On Thursdays, the centre invites hungry patrons to share a meal:
“People from the neighbourhood houses come in once a week over the month, the men’s shed come in every week, and we also see pensioner groups, social groups and small business people.”
First time visitors often expect a ‘soup kitchen’ and are pleasantly surprised when they are greeted upon arrival, shown to their table and served a restaurant quality two-course meal. Indeed each month a different cuisine is on the menu. Since its inception over 24,000 meals have been served to 8,650 empty bellies.
Rowville Community Kitchen works on a ‘Pay as you Feel’ basis:
“We don’t charge a specific amount; what I want you to do is think about what has gone into putting that food on that plate, from the farm gate, all the way through the supply change to what we do here and then donate accordingly. What you think it’s worth or what you can afford.”
Christine rents the building from the Knox council, with a lease for the kitchen and the community pavilion. Every six months, Christine negotiates a service fee with the government. A primary school program ‘Food4Kids ‘ is run to ensure that students and their families have access to fresh fruit and vegetables. A partnership with Second Bite ensures that the bulk of fresh fruit and vegetables is delivered once a week, with Christine completing the rest of the pickups and deliveries before or after work. A holiday program is also available with ‘soup and toastie days’ and activities in the kids playground. Launched most recently was the ‘Share Your Lunch’ initiative where Rowville Community Kitchen is appealing to local businesses to donate fresh food or join in with helping to distribute the food.
“Most of what we do is free, plus people donate to us. We are developing a business model to sell meals (our research shows there is definitely a demand for it), so we have to do different packaging and labelling, and that will give us a steady flow of income.”
Rowville Community Kitchen envisions that in a few years they will have assisted 60,000 people to re-join the workforce instilling $270,000,000 back into the community. To expand their reach, the organisation needs financial support:
“Ideally we would have $25,000 to buy a van for deliveries, because at the moment all the deliveries are done in my car and $300,000 to build a community supermarket. We do need investors, but there is a big payoff.. I am currently looking for different premises.”

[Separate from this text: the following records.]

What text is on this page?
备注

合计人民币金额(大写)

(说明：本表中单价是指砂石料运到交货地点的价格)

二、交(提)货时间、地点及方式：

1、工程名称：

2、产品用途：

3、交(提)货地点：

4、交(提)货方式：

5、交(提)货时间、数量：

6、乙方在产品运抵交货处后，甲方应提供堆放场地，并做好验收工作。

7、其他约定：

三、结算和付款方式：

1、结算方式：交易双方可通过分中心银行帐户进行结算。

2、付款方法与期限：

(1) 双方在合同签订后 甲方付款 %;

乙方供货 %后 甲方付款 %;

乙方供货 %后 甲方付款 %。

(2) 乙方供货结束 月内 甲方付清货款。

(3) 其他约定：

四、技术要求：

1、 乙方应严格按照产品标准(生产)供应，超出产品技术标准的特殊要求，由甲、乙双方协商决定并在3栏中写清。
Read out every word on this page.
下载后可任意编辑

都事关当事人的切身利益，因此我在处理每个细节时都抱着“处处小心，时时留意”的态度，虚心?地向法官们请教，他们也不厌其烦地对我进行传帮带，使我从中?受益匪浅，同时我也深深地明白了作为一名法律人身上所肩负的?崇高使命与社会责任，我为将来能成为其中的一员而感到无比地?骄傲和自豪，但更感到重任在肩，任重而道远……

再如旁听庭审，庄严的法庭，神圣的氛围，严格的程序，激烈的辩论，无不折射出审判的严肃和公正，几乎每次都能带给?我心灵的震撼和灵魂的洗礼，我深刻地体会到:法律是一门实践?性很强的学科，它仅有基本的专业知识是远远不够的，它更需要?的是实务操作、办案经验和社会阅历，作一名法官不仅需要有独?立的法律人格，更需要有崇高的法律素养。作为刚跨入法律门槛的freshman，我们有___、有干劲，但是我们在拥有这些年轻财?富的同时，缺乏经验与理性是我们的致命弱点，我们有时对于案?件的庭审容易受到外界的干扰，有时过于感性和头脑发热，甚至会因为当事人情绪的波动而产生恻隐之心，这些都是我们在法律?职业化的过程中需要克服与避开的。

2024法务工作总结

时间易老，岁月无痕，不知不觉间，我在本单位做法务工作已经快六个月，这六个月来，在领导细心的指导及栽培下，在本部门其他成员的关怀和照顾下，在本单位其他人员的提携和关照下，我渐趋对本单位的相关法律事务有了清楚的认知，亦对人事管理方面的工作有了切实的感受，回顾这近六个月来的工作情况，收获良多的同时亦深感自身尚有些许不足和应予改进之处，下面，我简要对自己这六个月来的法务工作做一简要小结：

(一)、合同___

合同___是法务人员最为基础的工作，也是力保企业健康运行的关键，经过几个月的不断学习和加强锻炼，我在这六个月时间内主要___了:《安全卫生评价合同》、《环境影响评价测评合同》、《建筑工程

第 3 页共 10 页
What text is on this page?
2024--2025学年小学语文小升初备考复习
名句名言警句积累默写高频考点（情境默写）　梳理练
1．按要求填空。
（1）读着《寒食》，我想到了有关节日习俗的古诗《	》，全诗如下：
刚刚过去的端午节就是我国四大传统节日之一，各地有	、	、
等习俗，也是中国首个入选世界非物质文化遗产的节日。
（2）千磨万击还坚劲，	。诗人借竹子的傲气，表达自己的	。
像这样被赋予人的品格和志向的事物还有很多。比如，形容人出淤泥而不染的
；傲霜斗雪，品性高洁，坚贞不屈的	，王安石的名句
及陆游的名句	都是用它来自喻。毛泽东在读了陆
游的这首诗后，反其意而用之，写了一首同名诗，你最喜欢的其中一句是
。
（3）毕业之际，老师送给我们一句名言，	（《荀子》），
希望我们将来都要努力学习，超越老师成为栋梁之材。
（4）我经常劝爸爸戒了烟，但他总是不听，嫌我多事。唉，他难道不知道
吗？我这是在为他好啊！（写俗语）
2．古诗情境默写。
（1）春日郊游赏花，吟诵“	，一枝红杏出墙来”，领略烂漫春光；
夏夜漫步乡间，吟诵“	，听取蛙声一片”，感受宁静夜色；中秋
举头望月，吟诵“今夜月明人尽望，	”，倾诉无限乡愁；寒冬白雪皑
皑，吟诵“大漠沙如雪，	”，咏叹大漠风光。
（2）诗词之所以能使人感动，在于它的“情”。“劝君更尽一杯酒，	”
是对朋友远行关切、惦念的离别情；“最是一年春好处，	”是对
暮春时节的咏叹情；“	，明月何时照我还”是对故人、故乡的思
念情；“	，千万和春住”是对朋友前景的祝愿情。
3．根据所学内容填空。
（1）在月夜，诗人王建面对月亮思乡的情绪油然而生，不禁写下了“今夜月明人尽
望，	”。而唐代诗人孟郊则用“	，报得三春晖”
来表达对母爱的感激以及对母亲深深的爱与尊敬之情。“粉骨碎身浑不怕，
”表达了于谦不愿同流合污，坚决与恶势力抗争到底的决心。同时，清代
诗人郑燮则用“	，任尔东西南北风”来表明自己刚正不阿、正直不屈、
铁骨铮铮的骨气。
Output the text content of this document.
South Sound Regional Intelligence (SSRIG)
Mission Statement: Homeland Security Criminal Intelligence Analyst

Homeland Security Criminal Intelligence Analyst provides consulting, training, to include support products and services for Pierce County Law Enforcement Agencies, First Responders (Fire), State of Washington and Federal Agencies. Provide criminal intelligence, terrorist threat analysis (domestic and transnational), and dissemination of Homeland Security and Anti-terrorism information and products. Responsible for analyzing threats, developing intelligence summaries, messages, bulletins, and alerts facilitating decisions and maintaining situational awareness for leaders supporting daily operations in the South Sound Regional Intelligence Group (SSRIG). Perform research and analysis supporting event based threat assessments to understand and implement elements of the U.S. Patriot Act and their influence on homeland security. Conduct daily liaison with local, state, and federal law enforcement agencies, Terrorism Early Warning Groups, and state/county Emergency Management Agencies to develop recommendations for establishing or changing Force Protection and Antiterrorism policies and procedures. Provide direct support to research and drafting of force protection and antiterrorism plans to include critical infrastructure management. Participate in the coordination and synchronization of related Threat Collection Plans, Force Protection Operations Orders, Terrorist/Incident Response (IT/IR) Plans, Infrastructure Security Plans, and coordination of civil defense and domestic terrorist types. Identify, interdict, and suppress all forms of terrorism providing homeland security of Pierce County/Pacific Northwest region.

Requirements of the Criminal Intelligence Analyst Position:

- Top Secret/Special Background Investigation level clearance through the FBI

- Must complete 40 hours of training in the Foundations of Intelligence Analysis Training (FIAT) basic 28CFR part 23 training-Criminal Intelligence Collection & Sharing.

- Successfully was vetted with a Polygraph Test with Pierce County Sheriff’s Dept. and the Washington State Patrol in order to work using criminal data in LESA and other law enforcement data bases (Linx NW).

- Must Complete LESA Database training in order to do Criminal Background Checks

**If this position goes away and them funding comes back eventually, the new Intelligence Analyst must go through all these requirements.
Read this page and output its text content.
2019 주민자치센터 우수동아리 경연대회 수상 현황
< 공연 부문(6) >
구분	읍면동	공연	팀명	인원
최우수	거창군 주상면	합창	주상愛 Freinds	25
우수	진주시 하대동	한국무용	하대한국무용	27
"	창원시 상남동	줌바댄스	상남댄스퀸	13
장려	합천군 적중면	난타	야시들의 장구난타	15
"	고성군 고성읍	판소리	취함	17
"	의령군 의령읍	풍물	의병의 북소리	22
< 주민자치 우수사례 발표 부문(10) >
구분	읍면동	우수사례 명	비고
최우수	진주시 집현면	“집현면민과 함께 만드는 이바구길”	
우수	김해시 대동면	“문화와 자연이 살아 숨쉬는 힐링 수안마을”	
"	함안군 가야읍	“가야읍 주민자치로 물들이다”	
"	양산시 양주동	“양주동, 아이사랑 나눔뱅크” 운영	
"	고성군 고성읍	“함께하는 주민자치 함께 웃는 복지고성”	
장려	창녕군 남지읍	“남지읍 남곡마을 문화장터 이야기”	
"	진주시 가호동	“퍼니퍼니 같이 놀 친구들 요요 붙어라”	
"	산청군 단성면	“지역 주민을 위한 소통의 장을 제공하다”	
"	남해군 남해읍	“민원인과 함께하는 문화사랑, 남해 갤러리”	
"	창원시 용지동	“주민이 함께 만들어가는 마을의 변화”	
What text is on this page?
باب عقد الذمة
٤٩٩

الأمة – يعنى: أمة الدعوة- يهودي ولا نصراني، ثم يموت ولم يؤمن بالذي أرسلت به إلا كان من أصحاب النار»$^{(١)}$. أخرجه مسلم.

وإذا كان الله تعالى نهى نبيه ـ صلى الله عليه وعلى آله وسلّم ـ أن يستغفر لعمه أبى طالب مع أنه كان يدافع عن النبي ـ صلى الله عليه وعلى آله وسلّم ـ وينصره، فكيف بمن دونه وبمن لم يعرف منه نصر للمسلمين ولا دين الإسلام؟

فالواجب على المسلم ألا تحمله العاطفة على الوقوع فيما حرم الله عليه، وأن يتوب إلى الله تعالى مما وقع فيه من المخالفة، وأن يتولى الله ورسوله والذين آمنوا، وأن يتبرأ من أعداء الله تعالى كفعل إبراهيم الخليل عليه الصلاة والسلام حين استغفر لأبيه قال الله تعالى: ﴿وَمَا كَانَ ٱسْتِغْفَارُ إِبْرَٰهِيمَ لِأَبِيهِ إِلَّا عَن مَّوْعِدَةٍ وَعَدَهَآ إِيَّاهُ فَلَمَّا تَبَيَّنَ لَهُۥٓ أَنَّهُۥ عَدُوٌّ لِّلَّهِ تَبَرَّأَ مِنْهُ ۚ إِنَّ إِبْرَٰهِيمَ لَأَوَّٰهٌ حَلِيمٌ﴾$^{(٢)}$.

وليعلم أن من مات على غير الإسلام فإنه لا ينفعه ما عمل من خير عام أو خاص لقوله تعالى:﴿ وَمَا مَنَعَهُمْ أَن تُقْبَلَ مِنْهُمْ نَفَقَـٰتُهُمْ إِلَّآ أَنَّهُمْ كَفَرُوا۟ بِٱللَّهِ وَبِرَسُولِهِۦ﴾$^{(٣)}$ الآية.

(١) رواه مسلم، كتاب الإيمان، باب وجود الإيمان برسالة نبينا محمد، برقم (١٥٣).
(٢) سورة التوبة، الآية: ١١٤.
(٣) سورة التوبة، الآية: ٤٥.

Christine says that her age and experience enables her to help people while not becoming too emotionally involved in their situations:
“I don’t take it on board, I’ve seen a lot and done a lot so I am able to be empathetic but not sympathetic. I don’t judge, I just accept. They want feeding, they’ve got no food.”
If days at the kitchen don’t quite go as planned, Christine has a group of four close business friends to whom she can speak, ask advice and find solutions. To relax, she watches Shirley Valentine:
“I grew up in England, so I relate to her. We both had attitude plus at school!I’ve watched that movie hundreds of times, it’s escapism, and I always come away from it feeling peaceful.”
Christine’s other passion is animals, with her charity dollars supporting the work of the Lort Smith Animal Hospital. She likes to have a grassroots tangible impact:
“It’s about thinking ‘Where can I make a difference?'”
A co-host of ‘The Sustainability Show’ on 3MDR 97.1FM, Christine is proud that Recipe4Change saves $400 -$800 a week worth of food from going into landfill. Through the shows, she speaks on all aspects of sustainable living, and often interviews experts such as farmers.
Rowville Community Kitchen is eager to accept donations of food, but Christine stresses the food must meet certain regulations in order to be safe for consumption. Food must be uncooked and kept at certain temperatures:
“You must be aware of the chain, all the different stages of how the food has been treated”.